De lidstaten kunnen de beheerautoriteiten van de programma's in het kader van het cohesiebeleid uit hoofde van Verordening (EU) 2021/1060 opdragen de maatregelen en investeringen die uit dit fonds worden gefinancierd uit te voeren indien dat met het oog op de synergieën tussen dit fonds en die cohesiebeleidsprogramma's passend is en in overeenstemming is met de doelstellingen van dit fonds. Indien de lidstaten van plan zijn die autoriteiten dat op te dragen, geven zij dit in hun plannen aan. In dat geval worden de bestaande door de lidstaten ingestelde beheers- en controlesystemen, zoals ter kennis gebracht van de Commissie, geacht aan de voorschriften van deze verordening te voldoen.
4.
De lidstaten kunnen de betalingen voor aanvullende technische ondersteuning op grond van artikel 7 van Verordening (EU) 2021/240 en het bedrag van de contante bijdrage van het lidstaatcompartiment op grond van de desbetreffende bepalingen van Verordening (EU) 2021/523 van het Europees Parlement en de Raad (1) in hun plannen opnemen als deel van de geraamde totale kosten.

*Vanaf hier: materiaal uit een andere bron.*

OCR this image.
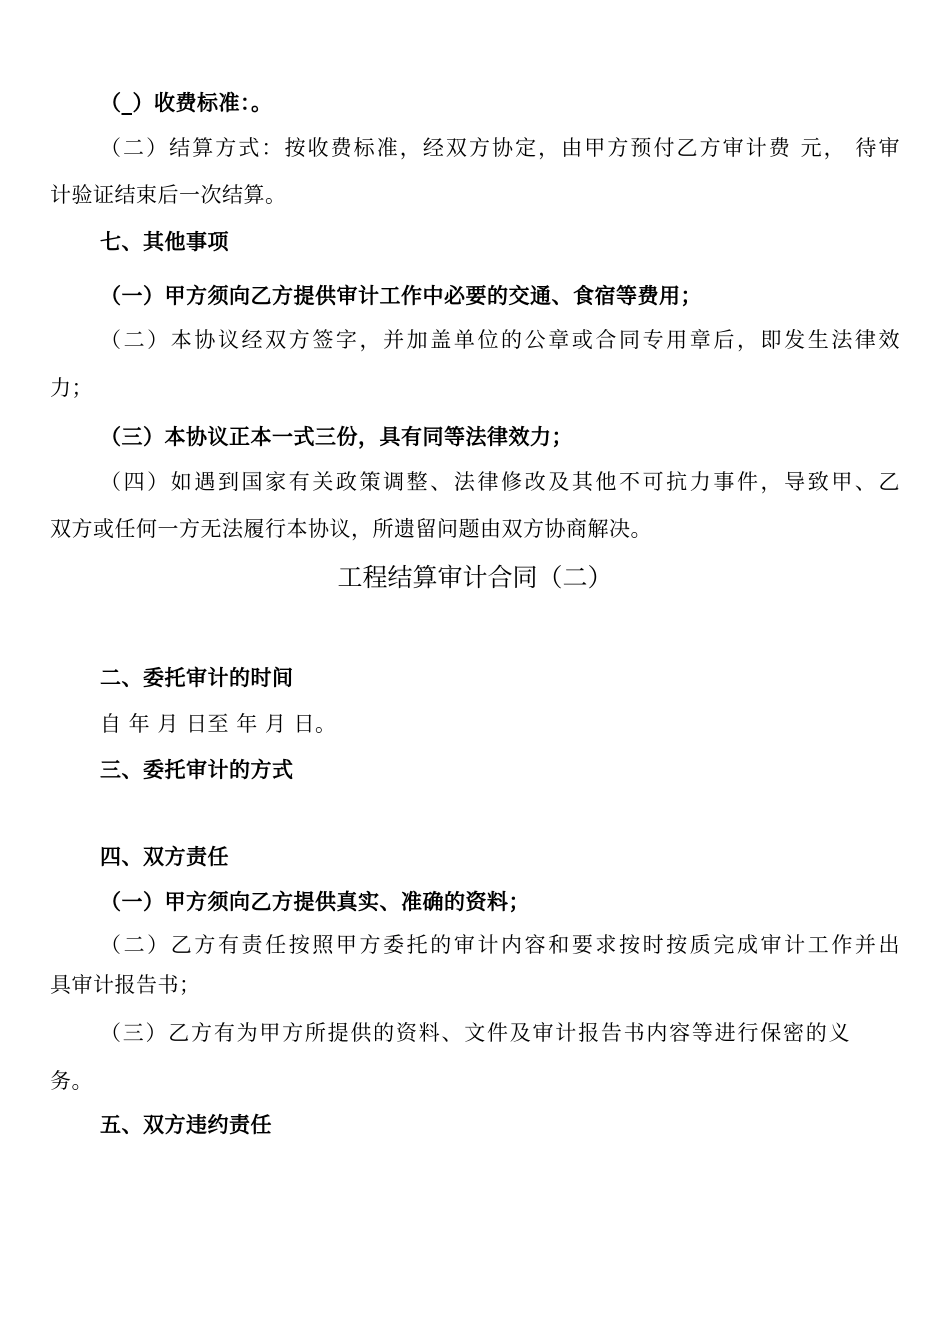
（_）收费标准：。
（二）结算方式：按收费标准，经双方协定，由甲方预付乙方审计费 元， 待审
计验证结束后一次结算。
七、其他事项
（一）甲方须向乙方提供审计工作中必要的交通、食宿等费用；
（二）本协议经双方签字，并加盖单位的公章或合同专用章后，即发生法律效
力；
（三）本协议正本一式三份，具有同等法律效力；
（四）如遇到国家有关政策调整、法律修改及其他不可抗力事件，导致甲、乙
双方或任何一方无法履行本协议，所遗留问题由双方协商解决。
工程结算审计合同（二）
二、委托审计的时间
自 年 月 日至 年 月 日。
三、委托审计的方式
四、双方责任
（一）甲方须向乙方提供真实、准确的资料；
（二）乙方有责任按照甲方委托的审计内容和要求按时按质完成审计工作并出
具审计报告书；
（三）乙方有为甲方所提供的资料、文件及审计报告书内容等进行保密的义
务。
五、双方违约责任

Die kosten bedragen ten hoogste 4 % van de maximale financiële toewijzingen voor het plan, en de desbetreffende, in het plan uiteengezette maatregelen zijn in overeenstemming met deze verordening.
Voetnoten
Verordening (EU) 2021/523 van het Europees Parlement en de Raad van 24 maart 2021 tot vaststelling van het InvestEU-programma en tot wijziging van Verordening (EU) 2015/1017 (PB L 107 van 26.3.2021, blz. 30).